Mokka Mokka ist einer der verwirrendsten Begriffe im Kaffeejargon. Der Kaffee, den wir heute als Mokka kennen, wird „Mokka“ geschrieben und wächst in den Bergen des Jemen im Südwesten der Arabischen Halbinsel. Bekannt ist, dass der Kaffee ursprünglich über den Hafen von Mokka verschifft wurde, der heute ein idealer Verkehrsknotenpunkt ist. Der Name „Mokka“ hat sich fest im Kaffeevokabular etabliert und wird weiterhin sowohl für jemenitischen als auch für arabischen Kaffee verwendet. Erschwerend kommt hinzu, dass auch äthiopischer Harrar-Kaffee, der dem jemenitischen Kaffee in Geschmack und Aussehen (etwas kleinere Bohnen) sehr ähnlich ist, als Mokka verkauft wird.

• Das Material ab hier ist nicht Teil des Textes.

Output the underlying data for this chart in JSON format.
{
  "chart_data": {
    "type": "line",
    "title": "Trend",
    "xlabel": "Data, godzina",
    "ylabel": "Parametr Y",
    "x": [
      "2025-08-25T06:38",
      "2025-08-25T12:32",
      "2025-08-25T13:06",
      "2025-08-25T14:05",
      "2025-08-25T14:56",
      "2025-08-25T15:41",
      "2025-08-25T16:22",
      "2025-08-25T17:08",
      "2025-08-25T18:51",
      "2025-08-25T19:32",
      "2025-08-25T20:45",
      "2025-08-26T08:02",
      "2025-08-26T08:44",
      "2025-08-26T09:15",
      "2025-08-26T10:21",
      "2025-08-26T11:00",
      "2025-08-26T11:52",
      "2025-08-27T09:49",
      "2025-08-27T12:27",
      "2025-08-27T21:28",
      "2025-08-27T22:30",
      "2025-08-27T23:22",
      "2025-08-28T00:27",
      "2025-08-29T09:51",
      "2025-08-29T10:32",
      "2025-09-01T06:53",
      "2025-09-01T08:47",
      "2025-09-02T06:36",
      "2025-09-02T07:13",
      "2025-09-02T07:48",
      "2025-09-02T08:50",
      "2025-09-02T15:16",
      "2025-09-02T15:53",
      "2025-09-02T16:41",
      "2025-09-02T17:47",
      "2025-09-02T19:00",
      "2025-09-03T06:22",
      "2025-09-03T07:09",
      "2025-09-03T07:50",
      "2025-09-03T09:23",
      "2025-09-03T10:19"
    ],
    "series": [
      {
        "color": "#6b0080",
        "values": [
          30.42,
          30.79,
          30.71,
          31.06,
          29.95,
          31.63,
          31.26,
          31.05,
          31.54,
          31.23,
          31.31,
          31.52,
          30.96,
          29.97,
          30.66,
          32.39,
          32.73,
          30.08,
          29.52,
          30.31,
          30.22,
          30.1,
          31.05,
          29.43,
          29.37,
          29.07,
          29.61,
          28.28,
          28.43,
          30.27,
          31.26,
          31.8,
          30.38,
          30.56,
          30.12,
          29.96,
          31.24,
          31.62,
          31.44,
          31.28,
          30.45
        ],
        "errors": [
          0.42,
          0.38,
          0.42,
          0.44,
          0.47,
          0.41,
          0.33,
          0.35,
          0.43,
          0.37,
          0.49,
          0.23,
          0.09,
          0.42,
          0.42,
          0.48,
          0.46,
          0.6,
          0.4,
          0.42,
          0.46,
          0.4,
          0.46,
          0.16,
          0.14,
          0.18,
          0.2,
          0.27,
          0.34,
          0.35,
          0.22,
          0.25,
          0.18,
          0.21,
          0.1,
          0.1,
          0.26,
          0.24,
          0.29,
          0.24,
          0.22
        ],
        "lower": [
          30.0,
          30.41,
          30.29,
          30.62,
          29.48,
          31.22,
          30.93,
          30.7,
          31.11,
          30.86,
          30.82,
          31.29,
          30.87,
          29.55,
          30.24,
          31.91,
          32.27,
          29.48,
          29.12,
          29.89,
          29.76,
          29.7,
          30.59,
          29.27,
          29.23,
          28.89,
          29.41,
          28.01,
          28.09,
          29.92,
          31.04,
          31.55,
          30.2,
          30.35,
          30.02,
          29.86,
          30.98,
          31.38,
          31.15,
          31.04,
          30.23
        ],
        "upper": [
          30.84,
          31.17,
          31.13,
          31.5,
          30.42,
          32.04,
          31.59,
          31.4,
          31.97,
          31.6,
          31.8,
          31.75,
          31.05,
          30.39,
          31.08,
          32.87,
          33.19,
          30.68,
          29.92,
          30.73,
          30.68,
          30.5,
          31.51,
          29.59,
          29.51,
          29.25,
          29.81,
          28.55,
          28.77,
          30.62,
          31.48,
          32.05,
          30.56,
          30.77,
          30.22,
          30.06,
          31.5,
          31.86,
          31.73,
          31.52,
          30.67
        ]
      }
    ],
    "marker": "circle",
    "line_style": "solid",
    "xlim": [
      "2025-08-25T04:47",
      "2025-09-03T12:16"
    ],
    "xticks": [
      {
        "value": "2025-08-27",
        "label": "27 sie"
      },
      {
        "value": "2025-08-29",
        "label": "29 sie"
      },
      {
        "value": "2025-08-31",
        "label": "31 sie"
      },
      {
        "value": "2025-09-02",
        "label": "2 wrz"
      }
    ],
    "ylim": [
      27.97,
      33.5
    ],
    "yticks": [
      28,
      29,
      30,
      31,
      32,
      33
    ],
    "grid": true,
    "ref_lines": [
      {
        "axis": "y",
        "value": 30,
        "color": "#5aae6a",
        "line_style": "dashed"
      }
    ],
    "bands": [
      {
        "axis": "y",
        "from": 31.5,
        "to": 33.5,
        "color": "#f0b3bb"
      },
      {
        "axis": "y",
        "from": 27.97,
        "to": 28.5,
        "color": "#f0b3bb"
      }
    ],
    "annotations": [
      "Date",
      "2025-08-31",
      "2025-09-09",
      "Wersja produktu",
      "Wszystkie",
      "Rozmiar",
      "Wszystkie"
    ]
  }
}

Jemenitischer Mokka Kaffee wird noch immer, wie vor über fünfhundert Jahren, auf Terrassen an den Hängen der Halbwüstenberge angebaut. Die Blüte der kleinen Kaffeebäume beginnt im schwülen Sommer, gefolgt von der Regenzeit. Im Herbst wird die Luft wieder trocken, wodurch die Kaffeekirschen reifen. Kaffee wird im Jemen seit Jahrhunderten kultiviert. Jemenitischer Mokka wird trocken verarbeitet. Nach dem Trocknen werden die Kaffeekirschen in Mühlsteine gelegt, was das ungleichmäßige Aussehen der Bohnen erklärt. Einige Mühlsteine werden noch immer von Kamelen oder Eseln angetrieben, doch selbst mit moderneren Geräten halten die Jemeniten an den traditionellen Techniken der Kaffeeproduktion fest. Aus den Schalen der getrockneten Kaffeekirschen wird ein Getränk zubereitet, das mit Gewürzen aufgebrüht und auf Zimmertemperatur abgekühlt wird. Die Einheimischen trinken heißen Kaffee (mit Zucker) nur morgens nach dem Baden und dem Gebet.
In fast ganz Jemen wird Kaffee aus alten Sorten angebaut. Coffea ArabicaDiese sind weltweit praktisch ausgestorben. Es gibt mehrere lokale Kaffeesorten (etwa hundert), die noch nicht identifiziert sind. Eine Sorte hingegen ist weithin bekannt geworden: Ismaili-Kaffee – winzige, runde Bohnen, die Erbsen ähneln.
Der bekannteste jemenitische Kaffee ist MattariDie Kaffeesorte Mattari wächst in der Gegend westlich der Hauptstadt Sana'a. Obwohl die meisten Kaffeeexporteure echten Mattari mit anderen, nicht originalen Kaffeesorten mischen, wird er immer noch unter diesem Namen verkauft und hat ein säuerliches und komplexes Aroma.
Hirazi Kaffee hatte einen leicht säuerlichen und fruchtigen Geschmack, war aber etwas milder als der vorherige.
Sanani (Sanani - der Markt, der einer anderen Kaffeesorte seinen Namen gab), ist eine Mischung aus Kaffees aus verschiedenen Regionen (einschließlich Rami) und ist in der Regel ausgewogener und weniger säurehaltig als Mattari und Hirazi.